Jalur kereta api Tasikmalaya menuju Singaparna cukup produktif. Jalur ini digunakan untuk pengangkutan berbagai komoditas perkebunan, seperti kopi, karet, kina, dan teh.

Jalur itu bertahan antara tahun 1911 sampai masa pendudukan Jepang tahun 1943-1944. Rel di jalur itu kemudian dipereteli Jepang. Relnya dipindahkan ke jalur lain untuk menunjang kepentingan pemerintah pendudukan Jepang.

Seperti jalur-jalur rel lainnya yang dibangun Pemerintah Hindia Belanda, hal yang dinilai produktif akan menjadi pertimbangan paling utama untuk pembangunan jalur kereta api. Itu sebabnya, pada masa Presiden Suharto juga diperhitungkan hal yang cukup produktif, ketika membangun jalur kereta api menuju lereng Galunggung dari Babakan Jawa menuju Pirusa.

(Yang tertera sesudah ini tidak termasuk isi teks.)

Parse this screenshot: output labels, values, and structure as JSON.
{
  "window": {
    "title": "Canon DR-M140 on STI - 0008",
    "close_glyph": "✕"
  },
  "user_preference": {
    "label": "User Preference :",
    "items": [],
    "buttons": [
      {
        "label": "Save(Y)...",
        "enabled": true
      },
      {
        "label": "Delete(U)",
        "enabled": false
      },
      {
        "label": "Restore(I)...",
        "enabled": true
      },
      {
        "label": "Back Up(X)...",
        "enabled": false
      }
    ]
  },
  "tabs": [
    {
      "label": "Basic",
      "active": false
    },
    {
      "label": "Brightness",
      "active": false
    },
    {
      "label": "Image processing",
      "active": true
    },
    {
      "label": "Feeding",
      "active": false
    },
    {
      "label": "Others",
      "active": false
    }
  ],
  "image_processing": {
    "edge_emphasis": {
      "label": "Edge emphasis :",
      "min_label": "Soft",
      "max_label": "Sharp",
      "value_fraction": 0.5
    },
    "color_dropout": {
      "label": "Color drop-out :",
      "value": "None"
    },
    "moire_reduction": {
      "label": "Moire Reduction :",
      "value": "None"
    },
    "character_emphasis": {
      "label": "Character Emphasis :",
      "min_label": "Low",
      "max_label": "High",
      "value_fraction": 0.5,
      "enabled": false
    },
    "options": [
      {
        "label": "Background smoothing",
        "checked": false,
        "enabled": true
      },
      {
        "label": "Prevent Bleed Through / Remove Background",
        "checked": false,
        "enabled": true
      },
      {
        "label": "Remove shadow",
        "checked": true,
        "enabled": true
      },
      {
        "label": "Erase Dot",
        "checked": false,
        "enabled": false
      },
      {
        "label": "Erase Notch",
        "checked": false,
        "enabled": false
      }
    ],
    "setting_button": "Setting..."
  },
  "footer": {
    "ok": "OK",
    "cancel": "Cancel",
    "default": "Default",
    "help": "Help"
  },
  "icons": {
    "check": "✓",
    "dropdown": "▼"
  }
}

”Pertimbangan dari hal yang produktif ini sebenarnya menjadi kunci untuk membangun jalur kereta api di masa mendatang,” kata Aditya.

Perkeretaapian di wilayah Jawa Barat maju pesat ketika Bandung mulai terhubung ke Batavia (Jakarta) dengan kereta api melalui Cianjur, Sukabumi, dan Bogor, pada 1884. Selanjutnya, pada 1894 Bandung terhubung dengan pelabuhan Cilacap.

Saat itu terdapat kebijakan tanam paksa oleh Pemerintah Hindia Belanda. Hasil tanam paksa berupa hasil-hasil perkebunan berlimpah.

Sebelumnya, para pengusaha perkebunan menghendaki ekspor hasil-hasil perkebunannya ke Eropa. Namun, keinginan tersebut belum ditunjang sarana transportasi yang cepat dan aman menuju pelabuhan ekspor di Tanjung Priok, Jakarta, atau ke pelabuhan Cilacap.

Kereta api menjadi jawaban atas kebutuhan para pengusaha perkebunan tersebut. Ekspor hasi-hasil perkebunan melalui Pelabuhan Tanjung Priok dan Cilacap mampu meningkatkan perekonomian Belanda. Ketika itu wilayah Hindia Belanda atau wilayah Nusantara mampu memakmurkan Eropa. Bagaimana sekarang? Untuk memakmurkan bangsa sendiri saja mungkin susahnya bukan main.